Later I learn that another rat has been found dead on the neighbour’s side of the fence, and when I collect eggs from the chicken hutch I find another dead inside, its paws still stained with the poison that killed it. I inform my neighbour of the latest steps I am taking and he agrees that we are now making progress. I present him with the cadaver for the ratman to take away when he pays his next visit on the morrow. That is total of five dead rats over 24 hours. And the cat that helped has taken up a sentry post on the roof in case others need catching,
My son drops by with some veg, and later my daughter brings back my power hose along with a cup cake grandson No. 2 has made for me, and a bag of rat poison from an earlier infestation at her house. But she also brings news that she had contacted her doctor as she was is not feeling well and he has sent round a Covid-19 test. She must take it this evening and they will collected it in the morning. Distinctly sobering news and we shall all be on tenterhooks until the results are known.

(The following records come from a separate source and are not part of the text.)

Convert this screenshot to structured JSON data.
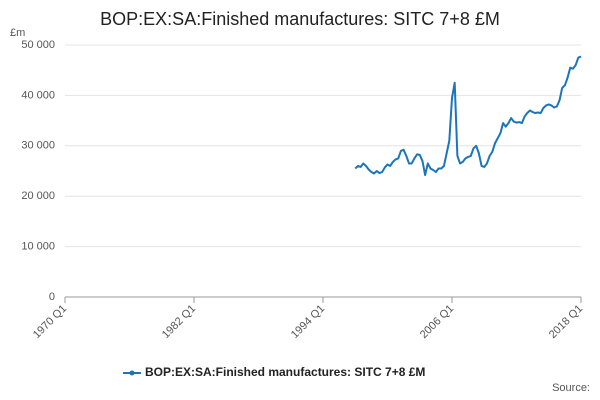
{
  "chart_data": {
    "type": "line",
    "title": "BOP:EX:SA:Finished manufactures: SITC 7+8 £M",
    "y_label": "£m",
    "source": "Source:",
    "x": [
      "1997 Q1",
      "1997 Q2",
      "1997 Q3",
      "1997 Q4",
      "1998 Q1",
      "1998 Q2",
      "1998 Q3",
      "1998 Q4",
      "1999 Q1",
      "1999 Q2",
      "1999 Q3",
      "1999 Q4",
      "2000 Q1",
      "2000 Q2",
      "2000 Q3",
      "2000 Q4",
      "2001 Q1",
      "2001 Q2",
      "2001 Q3",
      "2001 Q4",
      "2002 Q1",
      "2002 Q2",
      "2002 Q3",
      "2002 Q4",
      "2003 Q1",
      "2003 Q2",
      "2003 Q3",
      "2003 Q4",
      "2004 Q1",
      "2004 Q2",
      "2004 Q3",
      "2004 Q4",
      "2005 Q1",
      "2005 Q2",
      "2005 Q3",
      "2005 Q4",
      "2006 Q1",
      "2006 Q2",
      "2006 Q3",
      "2006 Q4",
      "2007 Q1",
      "2007 Q2",
      "2007 Q3",
      "2007 Q4",
      "2008 Q1",
      "2008 Q2",
      "2008 Q3",
      "2008 Q4",
      "2009 Q1",
      "2009 Q2",
      "2009 Q3",
      "2009 Q4",
      "2010 Q1",
      "2010 Q2",
      "2010 Q3",
      "2010 Q4",
      "2011 Q1",
      "2011 Q2",
      "2011 Q3",
      "2011 Q4",
      "2012 Q1",
      "2012 Q2",
      "2012 Q3",
      "2012 Q4",
      "2013 Q1",
      "2013 Q2",
      "2013 Q3",
      "2013 Q4",
      "2014 Q1",
      "2014 Q2",
      "2014 Q3",
      "2014 Q4",
      "2015 Q1",
      "2015 Q2",
      "2015 Q3",
      "2015 Q4",
      "2016 Q1",
      "2016 Q2",
      "2016 Q3",
      "2016 Q4",
      "2017 Q1",
      "2017 Q2",
      "2017 Q3",
      "2017 Q4",
      "2018 Q1"
    ],
    "series": [
      {
        "name": "BOP:EX:SA:Finished manufactures: SITC 7+8 £M",
        "color": "#1b75bb",
        "values": [
          25500,
          26000,
          25800,
          26500,
          26000,
          25300,
          24800,
          24500,
          25000,
          24600,
          24800,
          25700,
          26300,
          26000,
          26800,
          27300,
          27500,
          29000,
          29200,
          28000,
          26500,
          26500,
          27500,
          28300,
          28200,
          27000,
          24200,
          26500,
          25500,
          25200,
          24800,
          25500,
          25500,
          26000,
          28500,
          31000,
          39500,
          42500,
          28000,
          26500,
          26800,
          27500,
          27800,
          28000,
          29500,
          30000,
          28500,
          26000,
          25800,
          26500,
          28000,
          28800,
          30500,
          31500,
          32500,
          34500,
          33800,
          34500,
          35500,
          34800,
          34600,
          34700,
          34500,
          35800,
          36500,
          37000,
          36700,
          36500,
          36600,
          36500,
          37500,
          38000,
          38200,
          38000,
          37600,
          37800,
          39000,
          41500,
          42000,
          43500,
          45500,
          45300,
          46000,
          47500,
          47700
        ]
      }
    ],
    "xlim": [
      "1970 Q1",
      "2018 Q1"
    ],
    "xticks": [
      "1970 Q1",
      "1982 Q1",
      "1994 Q1",
      "2006 Q1",
      "2018 Q1"
    ],
    "ylim": [
      0,
      50000
    ],
    "yticks": [
      0,
      {
        "value": 10000,
        "label": "10 000"
      },
      {
        "value": 20000,
        "label": "20 000"
      },
      {
        "value": 30000,
        "label": "30 000"
      },
      {
        "value": 40000,
        "label": "40 000"
      },
      {
        "value": 50000,
        "label": "50 000"
      }
    ],
    "grid": true
  }
}
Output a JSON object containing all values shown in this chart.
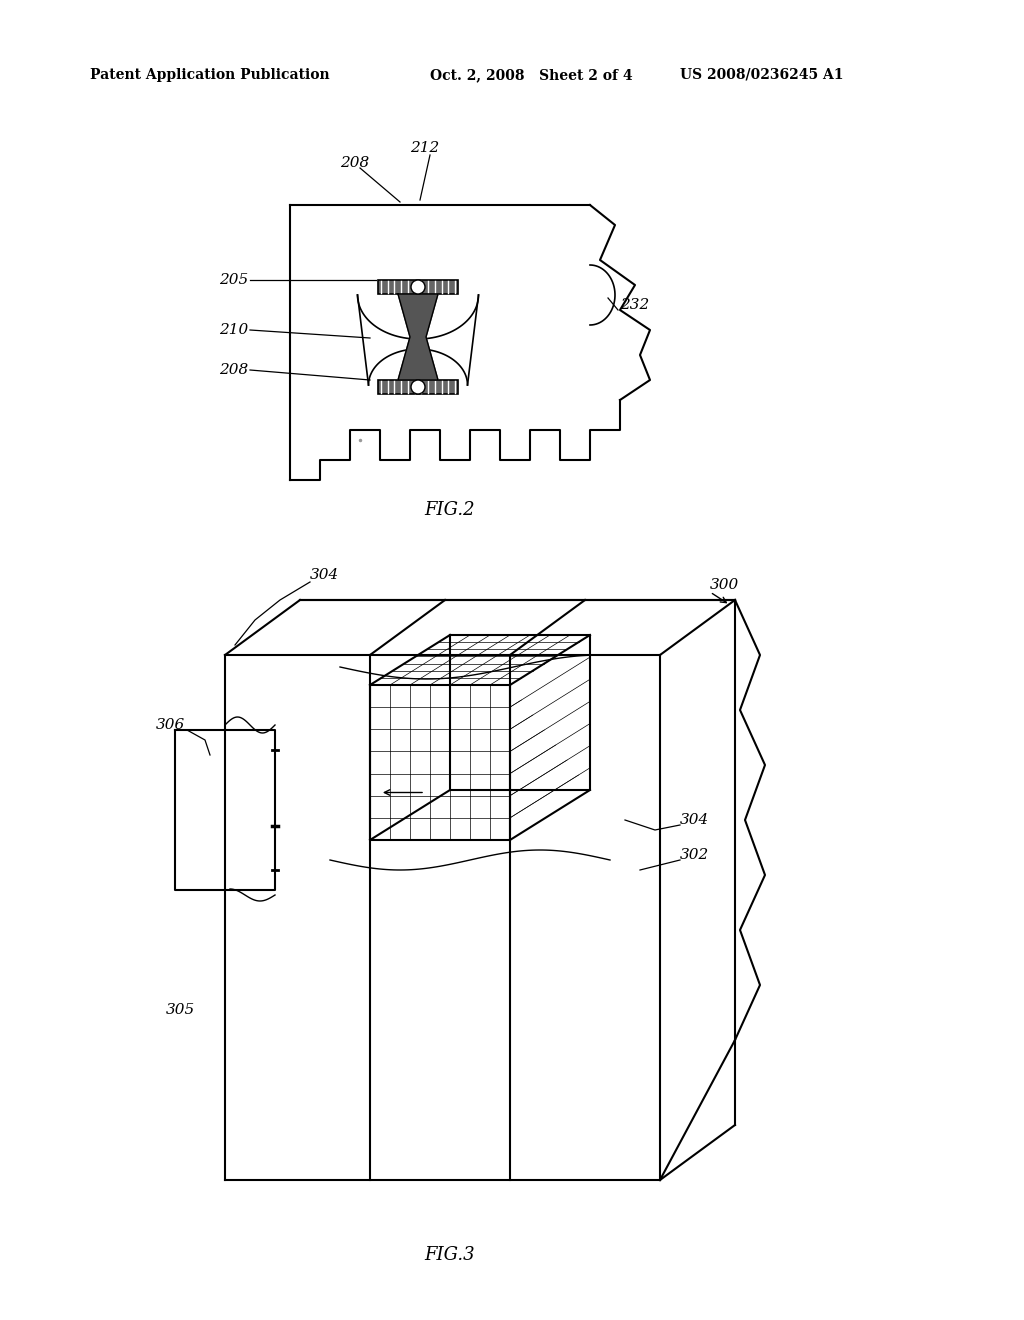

A neighbour looks in with some sweeties for the children and posh chocolates for me, and we have a very civilised pot of tea together, but at safe distance around the pond. Later another friend takes her place for a glass of Retsina, on account of because and in view of the fact that I am making moussaka for Iftar. We catch up on local gossip and share gardening stories (or rathe I recount my rat tales, until my house guest appears to show off his new ‘hippie’ trousers as a gentle hint that it is time I started cooking).
The meal over I search out Shtisel on Netflix and suddenly find I am already watching episode 2. This ultra-orthodox lifestyle is nothing like Irish Catholicism. It is so stultifying and inward-looking but at least it is the men who have to wear rather complex garb which looks really uncomfortable – and everyone’s a rabbi, it seems – while the women appear to dress as they please.
I abandon it to finish my diary entry and head for bed.